The Islamic State has shown quite a knack for generating a stream of revenue from black market oil sales, ransoms from kidnappings, the ransacking of the region's archeological heritage, and wealthy Sunnis elsewhere in the region. In addition, it's been skilled at promoting its "brand" in other parts of the Greater Middle East and Africa, from Afghanistan to Libya, Yemen to Nigeria, where local populations are also facing shattered landscapes, failed states, oppressive governments, and desperation. Finally, thanks to the talents of its social media militants, it's shown a facility for attracting disaffected (and sometimes whacked-out) young Muslims from Europe and even the United States, as well as for inspiring "lone wolves" to acts meant to unnerve its enemies in Europe, the U.S., and elsewhere.
So give credit where it's due. Compared to a few training camps in Afghanistan -- the al-Qaeda model before 2001 (and again recently) -- this is no small thing. But the Islamic State should also be put in some perspective. It's not Nazi Germany. It's not the Soviet Union. It's not an existential threat to the United States. It's a distinctly self-limited movement, probably only capable of expanding its reach if even more of the region is laid to waste (as is, for instance, happening in Yemen right now, thanks in large part to a U.S.-backed Saudi war on the Iranian-inclined Houthi rebels).

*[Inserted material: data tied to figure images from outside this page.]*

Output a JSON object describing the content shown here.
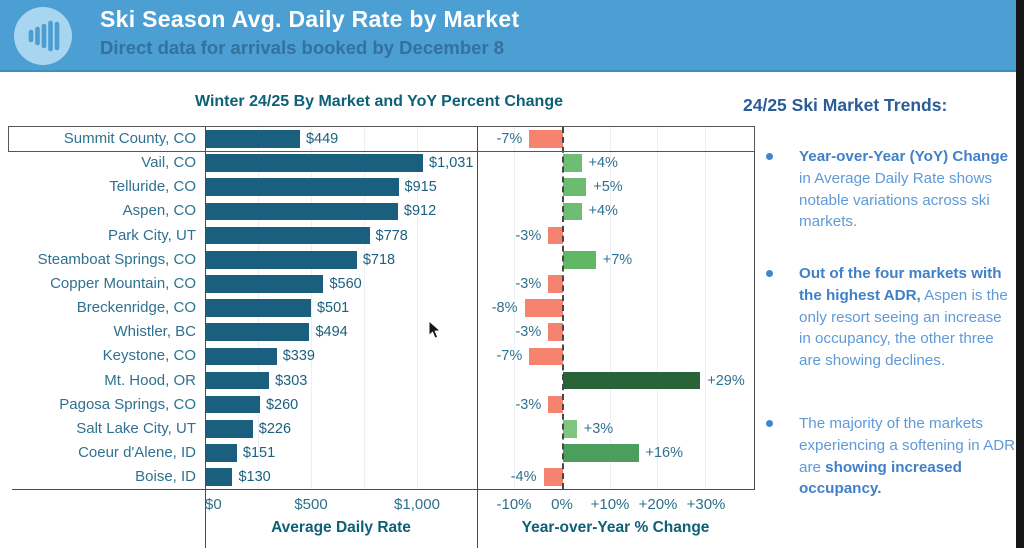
{
  "header": {
    "title": "Ski Season Avg. Daily Rate by Market",
    "subtitle": "Direct data for arrivals booked by December 8",
    "icon": "bar-chart-logo-icon",
    "bg_color": "#4B9FD2",
    "icon_circle_color": "#A8D5EF"
  },
  "mouse_cursor": "arrow-pointer-icon",
  "chart_data": {
    "type": "bar",
    "orientation": "horizontal",
    "title": "Winter 24/25 By Market and YoY Percent Change",
    "highlighted_row": "Summit County, CO",
    "adr_axis": {
      "label": "Average Daily Rate",
      "ticks": [
        "$0",
        "$500",
        "$1,000"
      ],
      "tick_values": [
        0,
        500,
        1000
      ],
      "max": 1285
    },
    "yoy_axis": {
      "label": "Year-over-Year % Change",
      "ticks": [
        "-10%",
        "0%",
        "+10%",
        "+20%",
        "+30%"
      ],
      "tick_values": [
        -10,
        0,
        10,
        20,
        30
      ],
      "min": -18,
      "max": 40
    },
    "colors": {
      "adr_bar": "#1A5F7D",
      "negative_bar": "#F5836F",
      "positive_light": "#7EC680",
      "positive_mid": "#4C9E5C",
      "positive_dark": "#2A6239"
    },
    "rows": [
      {
        "market": "Summit County, CO",
        "adr": 449,
        "adr_label": "$449",
        "yoy": -7,
        "yoy_label": "-7%",
        "yoy_color": "#F5836F"
      },
      {
        "market": "Vail, CO",
        "adr": 1031,
        "adr_label": "$1,031",
        "yoy": 4,
        "yoy_label": "+4%",
        "yoy_color": "#6FBD72"
      },
      {
        "market": "Telluride, CO",
        "adr": 915,
        "adr_label": "$915",
        "yoy": 5,
        "yoy_label": "+5%",
        "yoy_color": "#6CBC6F"
      },
      {
        "market": "Aspen, CO",
        "adr": 912,
        "adr_label": "$912",
        "yoy": 4,
        "yoy_label": "+4%",
        "yoy_color": "#6FBD72"
      },
      {
        "market": "Park City, UT",
        "adr": 778,
        "adr_label": "$778",
        "yoy": -3,
        "yoy_label": "-3%",
        "yoy_color": "#F5836F"
      },
      {
        "market": "Steamboat Springs, CO",
        "adr": 718,
        "adr_label": "$718",
        "yoy": 7,
        "yoy_label": "+7%",
        "yoy_color": "#61B766"
      },
      {
        "market": "Copper Mountain, CO",
        "adr": 560,
        "adr_label": "$560",
        "yoy": -3,
        "yoy_label": "-3%",
        "yoy_color": "#F5836F"
      },
      {
        "market": "Breckenridge, CO",
        "adr": 501,
        "adr_label": "$501",
        "yoy": -8,
        "yoy_label": "-8%",
        "yoy_color": "#F5836F"
      },
      {
        "market": "Whistler, BC",
        "adr": 494,
        "adr_label": "$494",
        "yoy": -3,
        "yoy_label": "-3%",
        "yoy_color": "#F5836F"
      },
      {
        "market": "Keystone, CO",
        "adr": 339,
        "adr_label": "$339",
        "yoy": -7,
        "yoy_label": "-7%",
        "yoy_color": "#F5836F"
      },
      {
        "market": "Mt. Hood, OR",
        "adr": 303,
        "adr_label": "$303",
        "yoy": 29,
        "yoy_label": "+29%",
        "yoy_color": "#2A6239"
      },
      {
        "market": "Pagosa Springs, CO",
        "adr": 260,
        "adr_label": "$260",
        "yoy": -3,
        "yoy_label": "-3%",
        "yoy_color": "#F5836F"
      },
      {
        "market": "Salt Lake City, UT",
        "adr": 226,
        "adr_label": "$226",
        "yoy": 3,
        "yoy_label": "+3%",
        "yoy_color": "#7EC680"
      },
      {
        "market": "Coeur d'Alene, ID",
        "adr": 151,
        "adr_label": "$151",
        "yoy": 16,
        "yoy_label": "+16%",
        "yoy_color": "#4C9E5C"
      },
      {
        "market": "Boise, ID",
        "adr": 130,
        "adr_label": "$130",
        "yoy": -4,
        "yoy_label": "-4%",
        "yoy_color": "#F5836F"
      }
    ]
  },
  "sidebar": {
    "heading": "24/25 Ski Market Trends:",
    "bullets": [
      {
        "segments": [
          {
            "text": "Year-over-Year (YoY) Change",
            "bold": true
          },
          {
            "text": " in Average Daily Rate shows notable variations across ski markets.",
            "bold": false
          }
        ]
      },
      {
        "segments": [
          {
            "text": "Out of the four markets with the highest ADR,",
            "bold": true
          },
          {
            "text": " Aspen is the only resort seeing an increase in occupancy, the other three are showing declines.",
            "bold": false
          }
        ]
      },
      {
        "segments": [
          {
            "text": "The majority of the markets experiencing a softening in ADR are ",
            "bold": false
          },
          {
            "text": "showing increased occupancy.",
            "bold": true
          }
        ]
      }
    ]
  }
}
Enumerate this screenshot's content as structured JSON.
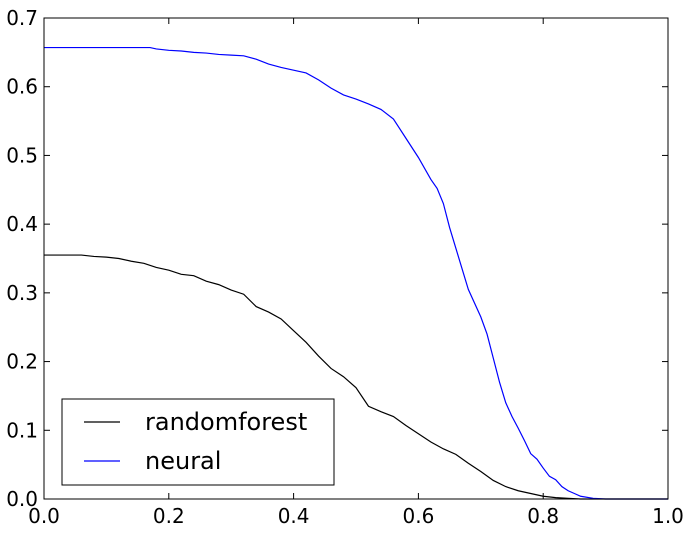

IS is so deeply sectarian that it can never gain the support of a single Shia, Christian, Alawite, or Yazidi. Its practices, religious and political, are too extreme for many of the Sunnis it might want to appeal to. It is also an embattled movement. It has already lost some of the lands it captured to U.S.-backed Kurds in both Syria and Iraq and to the U.S.-backed, U.S.-equipped, and U.S.-trained Iraqi Army as well as Shiite militias. Its extremity has clearly alienated some of the Sunnis under its control. It's unlikely to take seven decades, as in the case of the Soviet Union, to implode and disappear.
On the other hand, if the Islamic State, at least in its present form, is crushed or driven into some corner and the region is "liberated," one thing is guaranteed -- as images of the rubble and landscapes of skeletal buildings left behind at the "victorious" battle sites of Kobane, Sinjar, Homs, and Ramadi will tell you. Combine the massively bomb-laden, booby-trapped urban areas under Islamic State control, American air power (or, in parts of Syria, the barrel-bombing air force of the government of Bashar al-Assad and now the firepower of Russia), and fierce urban combat, and what may be left in the moment of "victory" could be a region in utter ruins. One expert suggests that it may take decades and cost $200 billion -- three times Syria's prewar gross domestic product -- to rebuild that country, bringing to mind the famed line from Tacitus: "They make a desert and call it peace."
And just remind me, who's going to help with the reconstruction of that shattered land? Donald Trump? Don't count on it. And don't for a second believe that from such devastated worlds nothing worse than the Islamic State can arise.
While we may be talking about a terror machine, IS represents a far more modest and embattled one than its social media propaganda would indicate. Its ability to threaten the U.S. bears little relation to the bogeyman version of it that at present occupies the American imagination. The sole advantage the Islamic State has when it comes to this country is that it turns out to be so easy to spook us.